Submitted on January 22, 2003
Revised on April 5, 2003
Accepted on April 7, 2003
Genome-wide analyses of carboxyl terminal sequences
Jean-Ju L. Chung, Hongmei Yang, and Min Li
Neuroscience, Johns Hopkins University, Baltimore, MD 21205
Corresponding Author: minli{at}jhmi.edu
Sequence motifs at the protein C-termini in linear polypeptides are uniquely positioned and functionally capable of serving as recognition signatures for a variety of cellular and biochemical processes.

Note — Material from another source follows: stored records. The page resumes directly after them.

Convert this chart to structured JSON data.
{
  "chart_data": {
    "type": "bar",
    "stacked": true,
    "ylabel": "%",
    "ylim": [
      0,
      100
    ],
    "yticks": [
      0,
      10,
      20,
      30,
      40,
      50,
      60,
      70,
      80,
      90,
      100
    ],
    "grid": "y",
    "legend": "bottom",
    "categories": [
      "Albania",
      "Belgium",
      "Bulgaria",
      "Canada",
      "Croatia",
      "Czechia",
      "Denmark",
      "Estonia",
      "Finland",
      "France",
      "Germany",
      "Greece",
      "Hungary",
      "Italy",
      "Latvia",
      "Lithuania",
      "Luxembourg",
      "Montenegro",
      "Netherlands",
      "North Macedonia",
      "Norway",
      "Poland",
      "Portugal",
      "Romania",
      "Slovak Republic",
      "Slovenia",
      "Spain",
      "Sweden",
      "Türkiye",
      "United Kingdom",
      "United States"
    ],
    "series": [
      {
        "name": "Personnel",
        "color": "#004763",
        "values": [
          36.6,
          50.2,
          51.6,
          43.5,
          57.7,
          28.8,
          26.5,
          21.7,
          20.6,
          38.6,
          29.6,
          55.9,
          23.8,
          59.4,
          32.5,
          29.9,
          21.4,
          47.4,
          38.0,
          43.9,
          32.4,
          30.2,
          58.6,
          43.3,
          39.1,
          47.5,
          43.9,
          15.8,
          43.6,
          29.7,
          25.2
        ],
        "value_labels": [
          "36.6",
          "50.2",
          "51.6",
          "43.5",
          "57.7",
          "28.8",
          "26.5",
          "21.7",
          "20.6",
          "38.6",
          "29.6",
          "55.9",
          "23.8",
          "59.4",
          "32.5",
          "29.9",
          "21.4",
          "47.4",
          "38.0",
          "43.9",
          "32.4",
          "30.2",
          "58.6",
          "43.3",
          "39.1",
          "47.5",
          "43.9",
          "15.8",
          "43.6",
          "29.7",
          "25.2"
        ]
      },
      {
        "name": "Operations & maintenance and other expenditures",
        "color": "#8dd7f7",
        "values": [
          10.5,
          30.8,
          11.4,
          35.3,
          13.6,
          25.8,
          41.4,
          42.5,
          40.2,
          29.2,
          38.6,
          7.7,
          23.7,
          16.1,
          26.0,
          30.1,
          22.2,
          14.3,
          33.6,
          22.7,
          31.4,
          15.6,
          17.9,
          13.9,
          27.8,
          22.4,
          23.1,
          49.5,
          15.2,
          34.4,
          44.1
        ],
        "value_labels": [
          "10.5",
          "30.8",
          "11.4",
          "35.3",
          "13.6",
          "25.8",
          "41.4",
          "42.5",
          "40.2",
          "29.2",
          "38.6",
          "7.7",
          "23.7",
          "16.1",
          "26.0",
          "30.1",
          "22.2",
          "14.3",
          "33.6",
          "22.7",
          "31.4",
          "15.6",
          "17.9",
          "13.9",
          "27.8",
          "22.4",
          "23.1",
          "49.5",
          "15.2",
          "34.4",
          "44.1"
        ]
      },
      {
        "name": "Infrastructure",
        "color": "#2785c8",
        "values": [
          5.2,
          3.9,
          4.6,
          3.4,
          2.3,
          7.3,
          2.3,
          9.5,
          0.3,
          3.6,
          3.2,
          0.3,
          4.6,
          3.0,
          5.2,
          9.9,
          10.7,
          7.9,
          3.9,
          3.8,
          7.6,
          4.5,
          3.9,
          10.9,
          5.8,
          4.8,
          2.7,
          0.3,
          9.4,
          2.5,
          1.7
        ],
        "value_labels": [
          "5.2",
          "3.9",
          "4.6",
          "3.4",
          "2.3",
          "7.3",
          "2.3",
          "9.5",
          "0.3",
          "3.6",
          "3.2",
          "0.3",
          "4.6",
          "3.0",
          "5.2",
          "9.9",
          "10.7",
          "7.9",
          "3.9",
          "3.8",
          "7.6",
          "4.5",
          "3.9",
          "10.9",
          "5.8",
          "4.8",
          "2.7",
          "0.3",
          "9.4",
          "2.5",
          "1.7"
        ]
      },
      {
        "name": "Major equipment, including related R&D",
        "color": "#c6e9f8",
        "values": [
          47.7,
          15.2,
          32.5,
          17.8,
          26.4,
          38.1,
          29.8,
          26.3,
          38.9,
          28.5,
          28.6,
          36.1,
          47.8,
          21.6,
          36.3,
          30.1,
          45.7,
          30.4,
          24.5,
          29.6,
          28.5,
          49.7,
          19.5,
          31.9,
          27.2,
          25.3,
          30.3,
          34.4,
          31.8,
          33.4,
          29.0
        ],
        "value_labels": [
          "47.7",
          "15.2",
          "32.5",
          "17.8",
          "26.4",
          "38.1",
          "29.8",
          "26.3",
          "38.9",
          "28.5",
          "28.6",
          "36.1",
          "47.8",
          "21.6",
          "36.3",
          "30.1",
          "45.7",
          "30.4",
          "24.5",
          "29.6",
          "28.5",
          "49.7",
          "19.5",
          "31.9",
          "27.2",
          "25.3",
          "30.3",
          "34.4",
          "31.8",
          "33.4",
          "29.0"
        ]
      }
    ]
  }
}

At the proteome level, it is unknown whether and what carboxyl terminal sequences might be particularly conserved, which may be directly related to specific biological functions shared among certain groups of proteins. To investigate this question, we analyzed the terminal sequences of reported yeast open reading frames (ORFs), which presumably constitute the predicted, entire proteome of Saccharomyces cerevisiae. The results show that there are both known and novel terminal sequences. They are conserved at a frequency similar to that of functionally important, experimentally confirmed signals such as the HDEL sequence which mediates the ER retention and/or retrieval. The findings support the notion that there may be additional carboxyl terminal signals and the conserved motifs may be experimentally tested for currently unknown biological functions. Similar analyses were also applied to the limited proteome databases of other organisms with overall consistent findings. Therefore, indexing proteome according to its C-terminal sequences may provide a means for functional classification and determination of proteins.